Session: 627. Aggressive Lymphomas: Clinical and Epidemiological: Poster I
Hematology Disease Topics & Pathways:
Combination therapy, Therapies
TP53 has been identified as one of the most frequently altered gene in diffuse large B-cell lymphoma (DLBCL). The prognosis of DLBCL patients with TP53 mutations (TP53mut) was poor prognosis in R-CHOP era, even with treatments like autologous stem-cell transplantation (ASCT) or anti-CD19 chimeric antigen receptor T-cell (CAR-T) therapy. Moreover, TP53 mutations are more prevalent at relapse and are associated with therapeutic resistance. Selinexor is a selective inhibitor of nuclear export with promising anti-cancer properties and preclinical studies have shown its potential to suppress tumor cells with TP53 mutations. Several clinical studies proved selinexor in combination with R-GDP/R-ICE/R-Gemox was effective in relapsed/refractory DLBCL.
Method
The study enrolled relapsed/refractory DLBCL patients with TP53 alterations (including TP53 mutation and/or deletion) for treatment with selinexor in combination with salvage regimens (R-GDP/R-ICE/R-Gemox) since November 2021 in our center. The treatment was administered orally as 40 mg of selinexor on days 1, 8, and 15, combined with one of the following regimens: R-GDP (R 375mg/m2 d0, gemcitabine 1g/m2*d1, cisplatin 25mg/m2 d1-d3, dexamethasone 40mg d1-d4). R-ICE (R 375mg/m2 d0, ifosfamide 1.5g/m2*3d, carboplatin (AUC 5) and etoposide 100mg/m2*3d). R-Gemox ((R 375mg/m2 d0, gemcitabine 1g/m2*d1, oxaliplatin 100mg/m2*d1) every 3 weeks as per physician’s choice. Objective response rate (ORR) was evaluated every 3 cycles based on Lugano 2014 criteria and Adverse events (AE) were rated according to the NCI CTCAE 5.0.
Results
20 patients were treated with selinexor plus salvage regimen in this study and received at least two cycles of treatment, making them eligible for analysis. The median age of the 20 patients was 54 years (range 15 to 77), of this patients, 12 (60%) were male, 12 (60%) patients had disease stage III-IV at screening, and 45% with IPI>2. The median number of prior regimen was 1 (range, 1-4) with 2 patients (2 L) and 1 patient (3L). ALL patients were refractory to the last line of treatment. The patients received a median of three cycles (range, 2-6) of selinexor 40mg once a week combined with salvage regimen (13 patients received selinexor plus R-GDP, 6 with selinexor plus R-ICE and 1 with selinexor plus R-Gemox). The mutational profile of patients was presented in Figure A (14 patients with TP53 mutation, 5 patients with TP53 mutation and deletion, 1 with TP53 deletion).
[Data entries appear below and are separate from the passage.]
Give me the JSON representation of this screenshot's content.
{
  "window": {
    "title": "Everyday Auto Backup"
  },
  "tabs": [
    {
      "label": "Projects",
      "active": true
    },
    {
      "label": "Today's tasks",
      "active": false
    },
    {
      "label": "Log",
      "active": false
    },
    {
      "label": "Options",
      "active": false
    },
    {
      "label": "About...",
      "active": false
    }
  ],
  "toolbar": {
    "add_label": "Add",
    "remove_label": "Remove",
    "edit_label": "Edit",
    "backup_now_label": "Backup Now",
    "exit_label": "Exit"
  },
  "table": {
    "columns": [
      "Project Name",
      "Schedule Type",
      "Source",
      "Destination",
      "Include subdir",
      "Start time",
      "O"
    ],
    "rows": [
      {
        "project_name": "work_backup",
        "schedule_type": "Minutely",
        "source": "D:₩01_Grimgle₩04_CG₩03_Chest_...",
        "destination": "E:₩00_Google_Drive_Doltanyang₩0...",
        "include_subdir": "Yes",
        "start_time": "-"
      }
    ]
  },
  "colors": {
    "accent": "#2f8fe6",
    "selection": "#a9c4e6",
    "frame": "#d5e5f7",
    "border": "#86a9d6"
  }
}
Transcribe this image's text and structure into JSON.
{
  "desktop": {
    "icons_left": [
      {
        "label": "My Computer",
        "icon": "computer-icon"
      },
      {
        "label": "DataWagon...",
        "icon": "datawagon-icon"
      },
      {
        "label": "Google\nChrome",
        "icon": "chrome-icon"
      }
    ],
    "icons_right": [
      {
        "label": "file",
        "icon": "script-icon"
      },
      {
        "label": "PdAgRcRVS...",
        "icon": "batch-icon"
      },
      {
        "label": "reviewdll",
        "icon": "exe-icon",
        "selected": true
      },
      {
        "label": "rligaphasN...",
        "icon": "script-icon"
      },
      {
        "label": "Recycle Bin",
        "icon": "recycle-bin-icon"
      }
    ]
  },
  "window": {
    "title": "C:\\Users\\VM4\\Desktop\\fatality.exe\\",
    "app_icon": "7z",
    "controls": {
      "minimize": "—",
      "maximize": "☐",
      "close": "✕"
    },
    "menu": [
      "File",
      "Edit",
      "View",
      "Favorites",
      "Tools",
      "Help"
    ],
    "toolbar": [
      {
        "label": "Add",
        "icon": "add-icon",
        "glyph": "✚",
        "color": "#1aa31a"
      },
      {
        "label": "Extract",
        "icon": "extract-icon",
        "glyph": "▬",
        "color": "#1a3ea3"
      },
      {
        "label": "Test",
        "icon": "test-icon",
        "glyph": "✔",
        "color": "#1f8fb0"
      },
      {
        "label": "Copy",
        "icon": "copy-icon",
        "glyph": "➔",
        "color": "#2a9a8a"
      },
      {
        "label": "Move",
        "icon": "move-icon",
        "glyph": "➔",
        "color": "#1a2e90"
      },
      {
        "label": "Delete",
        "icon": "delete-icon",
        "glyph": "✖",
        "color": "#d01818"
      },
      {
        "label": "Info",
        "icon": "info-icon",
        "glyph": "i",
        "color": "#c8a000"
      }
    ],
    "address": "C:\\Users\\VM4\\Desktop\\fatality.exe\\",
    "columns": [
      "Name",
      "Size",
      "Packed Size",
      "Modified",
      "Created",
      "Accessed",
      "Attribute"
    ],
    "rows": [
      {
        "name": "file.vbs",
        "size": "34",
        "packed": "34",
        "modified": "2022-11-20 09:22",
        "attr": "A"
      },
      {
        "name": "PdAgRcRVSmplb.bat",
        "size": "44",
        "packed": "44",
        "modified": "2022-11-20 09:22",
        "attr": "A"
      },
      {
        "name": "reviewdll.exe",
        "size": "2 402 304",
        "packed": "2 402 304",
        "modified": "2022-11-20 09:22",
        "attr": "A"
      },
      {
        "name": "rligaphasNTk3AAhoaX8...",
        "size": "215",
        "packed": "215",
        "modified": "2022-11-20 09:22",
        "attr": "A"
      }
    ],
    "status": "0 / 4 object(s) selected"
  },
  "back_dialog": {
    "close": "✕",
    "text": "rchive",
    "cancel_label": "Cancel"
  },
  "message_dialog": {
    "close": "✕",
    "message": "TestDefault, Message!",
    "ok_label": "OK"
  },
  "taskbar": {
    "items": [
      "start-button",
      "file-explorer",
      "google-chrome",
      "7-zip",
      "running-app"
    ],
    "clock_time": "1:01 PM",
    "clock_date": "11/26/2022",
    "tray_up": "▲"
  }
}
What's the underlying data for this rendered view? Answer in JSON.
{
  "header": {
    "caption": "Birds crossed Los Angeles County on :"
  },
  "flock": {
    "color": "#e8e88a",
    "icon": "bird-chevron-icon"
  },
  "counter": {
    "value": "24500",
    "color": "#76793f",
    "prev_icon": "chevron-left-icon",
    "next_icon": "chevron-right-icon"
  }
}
The best overall and complete response rates were 75% and 25%, respectively. Among them, 6 patients in PR and 1 patient in SD received CART treatment, and 5 achieved PR and 2 with CR after CART treatment (Figure B). One patient experienced PD after selinexor+R-GDP and died of disease progression within one month after CART transfusion. 1 SD patient transferred to CD3/CD20 bispecific antibody clinical trial and still progressed during the bispecific treatment. Taken together, selinexor-based salvage regimen had promising response rate in refractory DLBCL with TP53 alterations, and could be a potential bridging approach before CART therapy. Patients responded to selinexor-based regimen tended to have better outcome after CART or bispecific antibody treatment.
Conclusions
TP53 alterations are associated with poor outcomes in DLBCL. We identified an effective dosing schedule of selinexor (40mg QW) in combination with R-GDP/R-ICE/R-Gemox for TP53-altered refractory DLBCL patients. Further research is warranted to investigate the mechanism of action behind this treatment approach
Disclosures: No relevant conflicts of interest to declare.